The Fourteenth Amendment illustrates a common dynamic in America’s gun culture: extremism stirs a strong reaction. The aggressive Southern effort to disarm the freedmen prompted a constitutional amendment to better protect their rights. A hundred years later, the Black Panthers’ brazen insistence on the right to bear arms led whites, including conservative Republicans, to support new gun control. Then the pendulum swung back. The gun-control laws of the late 1960s, designed to restrict the use of guns by urban black leftist radicals, fueled the rise of the present-day gun-rights movement—one that, in an ironic reversal, is predominantly white, rural, and politically conservative.
Nope. In the interests of not violating the fair use provision, what follows is a history of the NRA, including their pro-regulation appeasement and anti-government paranoia (or so it is portrayed). After this exhausting analysis, Winkler ends by claiming the Second Amendment is . . . flexible.
This paragraph from the pen of Justice Scalia, the foremost proponent of constitutional originalism, was astounding. True, the Founders imposed gun control, but they had no laws resembling Scalia’s list of Second Amendment exceptions. They had no laws banning guns in sensitive places, or laws prohibiting the mentally ill from possessing guns, or laws requiring commercial gun dealers to be licensed. Such restrictions are products of the 20th century. Justice Scalia, in other words, embraced a living Constitution. In this, Heller is a fine reflection of the ironies and contradictions—and the selective use of the past—that run throughout America’s long history with guns.
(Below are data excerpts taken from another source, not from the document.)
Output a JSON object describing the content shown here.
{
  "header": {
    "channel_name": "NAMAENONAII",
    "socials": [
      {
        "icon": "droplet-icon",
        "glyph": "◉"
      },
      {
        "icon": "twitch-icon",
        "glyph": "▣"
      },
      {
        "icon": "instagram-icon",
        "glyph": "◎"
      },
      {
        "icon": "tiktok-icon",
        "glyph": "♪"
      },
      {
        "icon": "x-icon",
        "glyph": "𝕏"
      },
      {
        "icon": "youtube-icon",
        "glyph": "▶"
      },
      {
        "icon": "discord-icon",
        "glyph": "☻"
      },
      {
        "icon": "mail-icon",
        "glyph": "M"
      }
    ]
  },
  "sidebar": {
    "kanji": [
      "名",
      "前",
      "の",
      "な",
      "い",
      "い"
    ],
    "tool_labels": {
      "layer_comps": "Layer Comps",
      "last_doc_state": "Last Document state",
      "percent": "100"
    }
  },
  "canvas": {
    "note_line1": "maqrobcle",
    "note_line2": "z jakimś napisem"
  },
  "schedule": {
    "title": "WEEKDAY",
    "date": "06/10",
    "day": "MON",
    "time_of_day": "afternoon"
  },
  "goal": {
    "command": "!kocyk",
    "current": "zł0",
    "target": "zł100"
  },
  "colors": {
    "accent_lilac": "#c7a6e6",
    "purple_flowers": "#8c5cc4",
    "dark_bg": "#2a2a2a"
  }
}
And that paragraph from the pen of Adam Winkler, the legal eagle darling of the liberal press, is completely predictable. Rather than close by highlighting the undeniable fact that American gun rights are ascendent, Winkler reminds his by-now-throughly-confused readers that there is no right and wrong. Everything is relative.
The summation proves that Winkler would have made a fine defense attorney—for clients charged with morally indefensible acts.